What doesn't exist yet, but will in the very near future is a true "smart home" hub, whether it is a stand alone device, or part of another. Here an example of what I'm thinking..
A customer buys a motion sensor, opens the box, holds a QR up to a camera on the hub (or via bluetooth NFC). At that point the system connects the device and asks the user what room he's putting the device in. The customer installs the device and confirms (by voice) the device is installed. The smart home system responds, informing the customer there's already a light switch in the room, and asks if he would like the lights turned on when anyone walks in the room. With a simple yes or no response, the customer has already began automating the room.
How does this happen today?
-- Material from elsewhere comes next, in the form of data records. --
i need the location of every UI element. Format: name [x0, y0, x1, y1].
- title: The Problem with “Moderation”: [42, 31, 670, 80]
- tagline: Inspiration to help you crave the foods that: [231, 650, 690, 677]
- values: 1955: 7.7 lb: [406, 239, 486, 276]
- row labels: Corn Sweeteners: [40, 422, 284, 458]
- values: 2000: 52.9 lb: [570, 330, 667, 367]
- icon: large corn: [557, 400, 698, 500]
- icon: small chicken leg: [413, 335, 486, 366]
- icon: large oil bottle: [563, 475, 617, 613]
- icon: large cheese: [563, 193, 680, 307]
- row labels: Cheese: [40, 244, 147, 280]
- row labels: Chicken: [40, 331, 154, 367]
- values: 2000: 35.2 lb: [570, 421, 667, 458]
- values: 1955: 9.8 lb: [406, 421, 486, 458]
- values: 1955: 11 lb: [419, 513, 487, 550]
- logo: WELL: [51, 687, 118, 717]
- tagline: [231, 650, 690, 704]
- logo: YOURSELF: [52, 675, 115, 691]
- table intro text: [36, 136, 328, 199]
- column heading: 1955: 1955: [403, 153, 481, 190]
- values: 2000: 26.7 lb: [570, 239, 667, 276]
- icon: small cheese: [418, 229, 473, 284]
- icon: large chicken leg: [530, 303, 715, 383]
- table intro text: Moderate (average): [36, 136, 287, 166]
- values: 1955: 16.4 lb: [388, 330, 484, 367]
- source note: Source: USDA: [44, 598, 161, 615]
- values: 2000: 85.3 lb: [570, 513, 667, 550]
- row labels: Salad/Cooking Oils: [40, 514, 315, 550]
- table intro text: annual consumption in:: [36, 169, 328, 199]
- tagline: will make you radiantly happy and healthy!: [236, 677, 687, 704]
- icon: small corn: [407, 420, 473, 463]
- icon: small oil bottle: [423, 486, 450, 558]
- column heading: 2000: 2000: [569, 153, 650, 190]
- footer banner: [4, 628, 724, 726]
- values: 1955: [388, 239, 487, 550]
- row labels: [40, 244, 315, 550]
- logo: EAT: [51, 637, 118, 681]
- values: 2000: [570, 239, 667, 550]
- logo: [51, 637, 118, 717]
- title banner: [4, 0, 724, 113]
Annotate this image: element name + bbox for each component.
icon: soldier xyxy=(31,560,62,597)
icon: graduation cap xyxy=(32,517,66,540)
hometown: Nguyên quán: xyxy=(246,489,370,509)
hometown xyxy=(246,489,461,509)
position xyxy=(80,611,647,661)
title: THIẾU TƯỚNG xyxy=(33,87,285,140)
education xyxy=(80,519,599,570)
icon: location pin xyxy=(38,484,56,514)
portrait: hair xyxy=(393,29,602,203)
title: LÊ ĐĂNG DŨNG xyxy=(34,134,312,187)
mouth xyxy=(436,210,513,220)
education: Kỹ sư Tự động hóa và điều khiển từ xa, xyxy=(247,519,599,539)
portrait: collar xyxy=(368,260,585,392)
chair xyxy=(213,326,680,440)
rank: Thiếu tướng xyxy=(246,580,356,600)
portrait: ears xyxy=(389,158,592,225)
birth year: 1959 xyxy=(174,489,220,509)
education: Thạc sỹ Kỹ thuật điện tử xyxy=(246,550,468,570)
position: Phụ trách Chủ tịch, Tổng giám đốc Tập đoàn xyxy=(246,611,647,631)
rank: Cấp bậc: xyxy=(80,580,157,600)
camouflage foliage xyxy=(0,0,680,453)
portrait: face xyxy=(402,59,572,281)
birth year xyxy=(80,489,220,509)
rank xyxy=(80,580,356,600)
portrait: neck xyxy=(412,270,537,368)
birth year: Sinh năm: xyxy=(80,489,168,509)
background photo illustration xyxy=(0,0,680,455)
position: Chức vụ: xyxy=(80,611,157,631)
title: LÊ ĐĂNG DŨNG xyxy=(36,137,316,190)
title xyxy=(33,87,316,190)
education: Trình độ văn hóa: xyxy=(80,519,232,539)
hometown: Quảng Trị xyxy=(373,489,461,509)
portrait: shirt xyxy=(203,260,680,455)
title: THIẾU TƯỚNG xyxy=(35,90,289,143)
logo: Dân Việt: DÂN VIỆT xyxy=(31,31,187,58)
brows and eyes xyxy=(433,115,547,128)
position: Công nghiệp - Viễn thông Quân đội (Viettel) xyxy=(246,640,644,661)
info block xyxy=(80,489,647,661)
The customer logs into a mobile app or web site, clicks a button to begin pairing a device, opens the box, pulls a plastic tab then waits for a few minutes, hoping the device actually is recognized. Then the user installs the device and returns to the mobile app/website, looks for the appropriate "rule engine", not understanding what they are, or which one is most appropriate for the task. The user then follows a very complex set of nested menus and options, scrolls though list of devices to find the newly connected device, and finally, after several minutes of frustration, completes the task.
For many of us, especially power users, this kind of detailed programming is second nature and not all that difficult. But for most consumers, it's a non-starter.
What the "mass-market" hub of the future looks like? That's anybody guess. But I bet the letters A and G will be huge players in that future.